Por
Fernando Mires
http://polisfmires.blogspot.com
Todo
es como es y las cosas son como son (“El viejo que saltó por la ventana y
se largó”)
Uno de los logros más altos de la cultura es el humor, sostenía Freud. Y si se tiene en cuenta como en sus últimos trabajos el genio psicoanalista centró sus ideas no tanto en el inconsciente “en sí”, sino en la pulsión de la muerte, es porque ya había percibido desde lo tiempos en que escribió “El chiste y su relación con el inconsciente” algo que latía en sus tristes enfermos: un sentimiento trágico de la vida.
Por
eso, si alguien ha probado el fruto del árbol del conocimiento y enfrentado
cada minuto a la noche intensa de la finitud y a pesar de todo puede reír y,
además, hacer reír, es porque ha logrado aventar la presencia de su muerte. Una
vida sin humor –llegó a sostener Freud- es patológica.
Saber
pensar sobre nuestra muerte sin sentir miedo nos hace grandes. Saber pensar
sobre la muerte con una sonrisa nos hace casi divinos.

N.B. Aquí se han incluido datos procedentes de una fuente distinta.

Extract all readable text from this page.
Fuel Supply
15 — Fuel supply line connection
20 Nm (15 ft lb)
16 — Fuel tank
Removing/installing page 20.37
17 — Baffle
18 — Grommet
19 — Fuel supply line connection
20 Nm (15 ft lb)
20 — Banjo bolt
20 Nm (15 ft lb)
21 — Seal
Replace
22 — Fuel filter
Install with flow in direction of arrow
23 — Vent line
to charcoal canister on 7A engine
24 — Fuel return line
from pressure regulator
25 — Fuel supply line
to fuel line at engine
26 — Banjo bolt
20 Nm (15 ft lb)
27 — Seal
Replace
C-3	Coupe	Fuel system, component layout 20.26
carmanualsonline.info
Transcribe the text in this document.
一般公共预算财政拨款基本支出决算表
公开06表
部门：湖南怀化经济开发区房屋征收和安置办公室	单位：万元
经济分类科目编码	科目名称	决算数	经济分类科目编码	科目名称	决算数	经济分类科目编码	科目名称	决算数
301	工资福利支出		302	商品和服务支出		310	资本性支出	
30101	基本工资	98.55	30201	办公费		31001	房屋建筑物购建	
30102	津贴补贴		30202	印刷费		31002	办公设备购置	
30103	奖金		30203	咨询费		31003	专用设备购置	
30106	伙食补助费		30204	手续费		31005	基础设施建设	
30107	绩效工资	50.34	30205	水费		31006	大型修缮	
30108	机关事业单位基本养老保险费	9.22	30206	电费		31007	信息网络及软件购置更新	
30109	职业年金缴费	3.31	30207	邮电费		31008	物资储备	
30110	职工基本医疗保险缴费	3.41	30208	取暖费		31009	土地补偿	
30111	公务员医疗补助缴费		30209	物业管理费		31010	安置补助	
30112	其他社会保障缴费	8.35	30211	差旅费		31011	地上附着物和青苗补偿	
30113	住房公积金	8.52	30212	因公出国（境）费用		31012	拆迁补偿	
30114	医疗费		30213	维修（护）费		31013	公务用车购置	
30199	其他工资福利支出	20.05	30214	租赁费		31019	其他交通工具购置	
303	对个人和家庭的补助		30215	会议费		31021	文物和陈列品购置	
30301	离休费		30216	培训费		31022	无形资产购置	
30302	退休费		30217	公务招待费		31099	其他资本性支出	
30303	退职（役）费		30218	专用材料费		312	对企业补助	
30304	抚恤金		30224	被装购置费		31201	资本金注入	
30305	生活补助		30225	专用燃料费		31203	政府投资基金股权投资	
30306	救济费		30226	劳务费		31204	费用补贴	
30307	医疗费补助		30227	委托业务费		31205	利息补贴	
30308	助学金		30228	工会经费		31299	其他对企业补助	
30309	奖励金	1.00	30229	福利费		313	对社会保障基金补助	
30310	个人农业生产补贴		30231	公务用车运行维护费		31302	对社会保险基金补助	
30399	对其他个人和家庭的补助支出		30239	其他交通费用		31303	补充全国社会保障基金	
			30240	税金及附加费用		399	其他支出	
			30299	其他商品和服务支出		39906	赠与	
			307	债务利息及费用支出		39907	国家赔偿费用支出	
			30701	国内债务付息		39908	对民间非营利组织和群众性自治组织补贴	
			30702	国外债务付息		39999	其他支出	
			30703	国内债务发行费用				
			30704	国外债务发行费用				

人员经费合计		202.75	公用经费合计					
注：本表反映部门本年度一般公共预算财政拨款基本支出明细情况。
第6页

Esa es la razón
por la cual siempre he sostenido que una narración literaria, por muy trágica o
triste que ella sea, si no contiene ni siquiera una pizca de humor, no merece
ser leída por nadie.
Hasta
las novelas más “negras” como son -entre otras del “boom” sueco- las de Henning
Mankell, Stieg Larsson y Ake Edwardson, producen placer cuando en medio del más
horrible drama asoma la punzada irónica, la chispa del dialogo o la frase
ocurrente que llama a la risa.
Sin
embargo, con Jonas Jonasson, otro de los grandes escritores suecos de nuestros
días -muy bien llamado el “anti-Larsson”- ocurre exactamente lo contrario.
En
medio de la risa que provoca el increíble y hasta ahora único libro de Jonas
Jonasson asoma la reflexión ante la vida de un hombre cuya más grande sabiduría
proviene de una inquietante ingenuidad, la de Allan Karlson, ese viejo que
justo el día cuando cumplió cien años saltó por la ventana del dormitorio del
asilo de ancianos y echó a vagar por el mundo, como lo había hecho siempre
antes.
La
insólita novela trata de dos historias entrecruzadas sobre la base de un mismo
plano. Una historia es la que ocurrió antes de que el anciano saltara por la
ventana. Otra, después.
La
primera es una historia en “la historia”, donde el joven Allan estableció
relaciones personales con personajes nada de ficticios como Truman, Franco,
Stalin, Mao. En esa historia los poderes omnímodos del siglo XX fueron puestos
en el más absoluto ridículo por la sencillez de un hombre castrado por un
médico racista, experto en la tecnología de las explosiones y poseedor casual
de los más íntimos secretos atómicos.
Allan
Karlson, a pesar de codearse con la historia universal (o quizás por eso) no
entiende nada de ideologías ni de religiones. Su filosofía, si así se puede
nombrar a su posición frente a la vida, está basada en el sentido común y en el
amor por las cosas simples las que en él se satisfacen con un lecho tibio, una
comida caliente al día y –sobre todo- un par de jarros de aguardiente. Más no
pedía Allan a esa vida que le dio mucho, entre otras cosas, una larga prisión
en el Gulag en donde su “único” problema era la falta de aguardiente.
La
segunda historia ocurre después de saltar por la ventana y comienza desde el
momento en que Allan -en el mejor estilo de “el extranjero” de Camus-
cometió un acto existencial gratuito al hacerse con la valija llena de dinero
que portaba un miembro de una banda de maleantes.
A
lo largo de las más absurdas peripecias Jonasson relata episodios de un Allan
centenario convertido en el mesías redentor de un grupo de “apóstoles” entre
los que se cuentan un bandido de baja monta, un bandido de alta monta, un
estudiante eterno, un adulterador de melones azucarados, una maldiciente
colorina a la que su enamorado, el estudiante eterno, bautizó como “la bella
mujer”, un perro y – por si fuera poco- un elefante.
Cuando
uno termina de reír o lo que, en este caso es lo mismo, de leer, resulta
imposible no pensar en la ventana a través de la cual saltó el viejo. Y eso, he
de confesarlo, no es para la risa. Pues esa ventana, lo hubiera o no querido
así Jonasson, encierra un profundo sentido metafórico.
Hacia
dentro de la ventana: la vida normativizada, los reglamentos, las leyes, todo
lo que funciona y no “es”.
Hacia
fuera de la ventana: el mundo de “lo otro” que no es el de “lo esto”: lo
desconocido, la trascendencia, lo inimaginable.
Hay
que saber entonces saltar por la ventana en el momento preciso.
Frente
a la mesa de mi escritorio hay una ventana.
“Cuando
cumpla cien años yo también saltaré por la ventana”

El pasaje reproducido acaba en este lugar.